7. I don't think you should use CComVariant at all, since (a) you don't own the BSTRs, they're passed in, so presumably someone else is freeing them. CComVairant will SysFreeString() those bad-boys when it goes out of scope, and (b) DISPPARAMS doesn't take VARIANTs, it takes VARIANTARGs and they're not the same thing.
8. You should check the HRESULT that Invoke() returns. If it failed, that means your event didn't properly fire, so what you return in varResult.scode is uninitialized.
9. Also, since you're iterating over multiple connections, you're only returning the scode of the last one. If one fails, then the next one succeeds, what do you really want to return? You have to figure out how to handle that—I've glossed it over in my example below.

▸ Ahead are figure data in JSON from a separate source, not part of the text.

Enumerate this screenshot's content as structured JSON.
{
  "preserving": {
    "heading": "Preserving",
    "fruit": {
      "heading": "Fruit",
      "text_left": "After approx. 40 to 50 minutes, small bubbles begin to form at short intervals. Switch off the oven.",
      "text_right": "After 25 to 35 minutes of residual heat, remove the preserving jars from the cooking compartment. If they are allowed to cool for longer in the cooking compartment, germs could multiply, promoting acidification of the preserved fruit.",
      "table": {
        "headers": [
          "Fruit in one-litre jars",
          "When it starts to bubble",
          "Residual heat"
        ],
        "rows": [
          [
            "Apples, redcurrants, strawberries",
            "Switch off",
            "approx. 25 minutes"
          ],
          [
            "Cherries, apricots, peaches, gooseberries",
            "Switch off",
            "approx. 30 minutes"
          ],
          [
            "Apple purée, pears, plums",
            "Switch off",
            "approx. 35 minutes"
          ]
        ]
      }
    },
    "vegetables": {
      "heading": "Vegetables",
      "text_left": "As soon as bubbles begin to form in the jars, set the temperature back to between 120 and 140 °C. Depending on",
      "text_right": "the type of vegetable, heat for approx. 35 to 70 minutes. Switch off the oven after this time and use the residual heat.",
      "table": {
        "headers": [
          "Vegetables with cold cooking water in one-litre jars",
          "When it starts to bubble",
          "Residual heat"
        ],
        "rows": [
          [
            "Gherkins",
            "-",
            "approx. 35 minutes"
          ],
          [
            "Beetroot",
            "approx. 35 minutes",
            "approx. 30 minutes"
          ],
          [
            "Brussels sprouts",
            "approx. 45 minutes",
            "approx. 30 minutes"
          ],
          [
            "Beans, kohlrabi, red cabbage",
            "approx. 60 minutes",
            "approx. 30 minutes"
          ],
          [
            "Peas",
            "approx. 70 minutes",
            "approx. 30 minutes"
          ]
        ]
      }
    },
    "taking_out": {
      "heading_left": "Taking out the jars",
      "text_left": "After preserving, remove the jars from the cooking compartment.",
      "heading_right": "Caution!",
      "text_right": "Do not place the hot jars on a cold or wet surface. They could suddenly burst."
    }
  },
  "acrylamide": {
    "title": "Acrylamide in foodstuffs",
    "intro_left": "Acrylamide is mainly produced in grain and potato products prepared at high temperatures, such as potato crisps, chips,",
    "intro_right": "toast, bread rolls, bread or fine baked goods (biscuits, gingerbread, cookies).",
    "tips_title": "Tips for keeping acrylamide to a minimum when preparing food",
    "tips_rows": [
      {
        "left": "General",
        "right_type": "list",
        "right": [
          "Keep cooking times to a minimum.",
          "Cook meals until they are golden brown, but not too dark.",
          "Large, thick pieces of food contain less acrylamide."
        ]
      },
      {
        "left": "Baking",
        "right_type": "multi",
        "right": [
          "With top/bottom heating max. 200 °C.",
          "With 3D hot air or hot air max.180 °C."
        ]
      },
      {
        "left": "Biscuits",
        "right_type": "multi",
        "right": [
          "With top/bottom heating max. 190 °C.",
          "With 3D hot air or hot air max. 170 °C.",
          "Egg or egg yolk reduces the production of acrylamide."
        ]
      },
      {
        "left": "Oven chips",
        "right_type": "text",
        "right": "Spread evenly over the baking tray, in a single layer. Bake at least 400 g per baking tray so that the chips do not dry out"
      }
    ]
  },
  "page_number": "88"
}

Here is how I would have done it:

HRESULT Fire_MessageReceived(BSTR srcWindowId, BSTR json) {
  CComVariant varResult;
  VARIANTARG vars[2];  
  const int nConnections = m_vec.GetSize();
  for (int i = 0; i < nConnections; ++i) {
    Lock();
    CComPtr<IUnknown> sp = m_vec.GetAt(nConnectionIndex);
    Unlock();

    IDispatch* pDispatch;
    HRESULT hr = sp->QueryInterface(IID_IDispatch, (void**)&pDispatch);
    if (SUCCEEDED(hr)) {
      pvars[1].vt = VT_BSTR;
      pvars[1].bstrVal = srcWindowId;
      pvars[0].vt = VT_BSTR;
      pvars[0].bstrVal = json;

      DISPPARAMS disp = { pvars, NULL, ARRAYSIZE(vars), 0 };
      hr = pDispatch->Invoke(0x1, IID_NULL, LOCALE_USER_DEFAULT, DISPATCH_METHOD, &disp, &varResult, NULL, NULL);
    }
  }

  return (SUCCEEDED(hr) ? varResult.scode : hr);
}

This sounds like a known IE bug. Add the FEATURE_LEGACY_DISPPARAMS feature control key and set its value to false.

HKEY_LOCAL_MACHINE\SOFTWARE\Wow6432Node\Microsoft\Internet Explorer\Main\FeatureControl\FEATURE_LEGACY_DISPPARAMS or HKEY_LOCAL_MACHINE\SOFTWARE\Microsoft\Internet Explorer\Main\FeatureControl DWORD name: [exe name] DWORD value: 0 (disable legacy behavior to avoid crash)

Happens only when you pass more than one parameter and the parameters are types that need to be deleted (strings for example as opposed to numbers which aren't allocated).